Enzymic Saccharification for Alcohol Fermentation of Various Uncooked Cereal Grains

1. The saccharification of various pulverized and uncooked cereal grain by a commercial preparation of Rhizopus glucoamylase at pH 4.0 and 30°C was not particularly effected by the addition of bacterial α-amylase, bacterial proteinase or fungal acidic proteinase. However, the addition of bacterial α-amylase was found to improve the adhesiveness of the mash prepared by mixing pulverized cereal grains and water for saccharification or alcohol fermentation.
2. Both the crude enzymes prepared by extracting the wheat bran culture of Rhizopus niveus and Aspergillus kawachii with water, respectively, were more active at acidic sides than the commercial Rhiz. glucoamylase.

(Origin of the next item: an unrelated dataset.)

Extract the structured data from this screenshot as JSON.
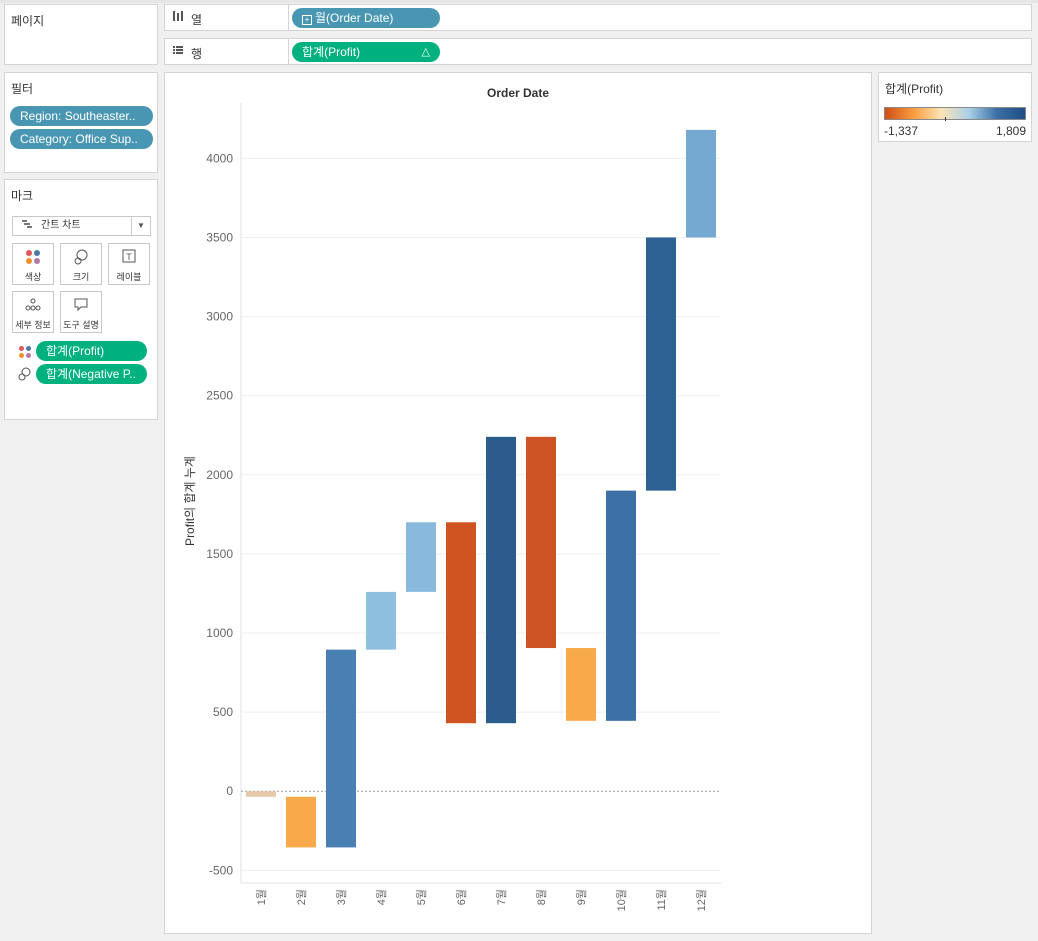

3. The best result of saccharification and alcohol fermentation of uncooked cereal grains was obtained with the mash incubated with a mixture of commercial Rhiz. glucoamylase and Asp. kawachii or Rhiz. niveus cultured on wheat bran. This fact may indicates that the saccharification amylase in the bran culture is not only stable but also, certain enzymes such as hemicellulolytic enzyme produced on the bran act to favor the saccharification of starch in the cereal grains.

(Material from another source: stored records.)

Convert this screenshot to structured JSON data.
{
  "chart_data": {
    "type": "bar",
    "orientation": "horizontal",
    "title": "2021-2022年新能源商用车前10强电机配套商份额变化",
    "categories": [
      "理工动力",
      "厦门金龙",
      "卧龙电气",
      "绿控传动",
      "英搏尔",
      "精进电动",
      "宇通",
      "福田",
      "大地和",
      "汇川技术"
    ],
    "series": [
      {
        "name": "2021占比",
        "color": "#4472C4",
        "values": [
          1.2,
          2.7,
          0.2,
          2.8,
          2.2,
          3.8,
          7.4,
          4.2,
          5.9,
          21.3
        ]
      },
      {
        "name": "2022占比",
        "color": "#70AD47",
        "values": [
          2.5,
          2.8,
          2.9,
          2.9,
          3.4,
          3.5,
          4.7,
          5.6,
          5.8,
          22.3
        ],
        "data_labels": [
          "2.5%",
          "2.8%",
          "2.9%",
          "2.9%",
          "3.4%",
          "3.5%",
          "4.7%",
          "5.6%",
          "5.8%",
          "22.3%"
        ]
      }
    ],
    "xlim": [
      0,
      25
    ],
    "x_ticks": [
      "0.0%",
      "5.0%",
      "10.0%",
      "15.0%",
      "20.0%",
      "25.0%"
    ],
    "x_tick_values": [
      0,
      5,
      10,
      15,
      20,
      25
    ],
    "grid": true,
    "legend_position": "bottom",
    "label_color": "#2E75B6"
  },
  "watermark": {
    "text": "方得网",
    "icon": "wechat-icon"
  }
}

Mechanism of Formation of Multiple Glucoamylases in Black-Koji Molds

A single strain of Aspergillus awamori var. kawachi produced three glucoamylases, raw starch-digesting GAI, raw starch-indigesting GAI′ and II, which were classified respectively into type A, B, C based on the difference in hydrolysis curves for glycogen. The raw starch-digesting amylase was selectively obtained in the submerged Culture A. Limited stepwise degradations of glucoamylase with co-existent proteases and glycosidases resulted in the occurrence of multiple glucoamylases. GAI (MW 90000, N-terminal Ala, C-terminal Arg) was converted to GAI′ (MW 83000, N-terminal Ala, Ile, C-terminal Arg, Thr) and an inactive glycopeptide Gp-I (MW 7000, N-terminal Ala, C-terminal Ser) with proteases. The liberated Gp-I abundant in hydroxy amino acids, preserved the adsorbability onto raw starch observed in GAI. By the characteristics of Gp-I, “Raw starch-affinity site” essential for raw starch-digestions was proposed in the part corresponding to Gp-I on GAI molecule. A protease-, glycosidase-negative mutant HF-15 produced a highly raw starch-digesting GAO (MW 250000) under all tested cultural conditions. The mutant α-amylase and GAO were bound to chitin at “Chitin-binding site” so tight that a “Chitin-immobilized amylase” was obtained without the aid of a cross linking glutaraldehyde. This preparation digested even raw starch to the high extent as glucose but lacked transglucosidase activity. Experiments using the immobilized amylase for production of glucose syrup and alcohol fermentation demonstrated the possibilities of recycling the enzyme. An ethanol tolerant Philippine yeast Saccharomyces uvarum inulyticum var. nov. w-y-2 and the mutant HF-15 liquid koji were applied for the high concentration-ethanol fermentation up to 20%v/v of uncooked corn starch materials.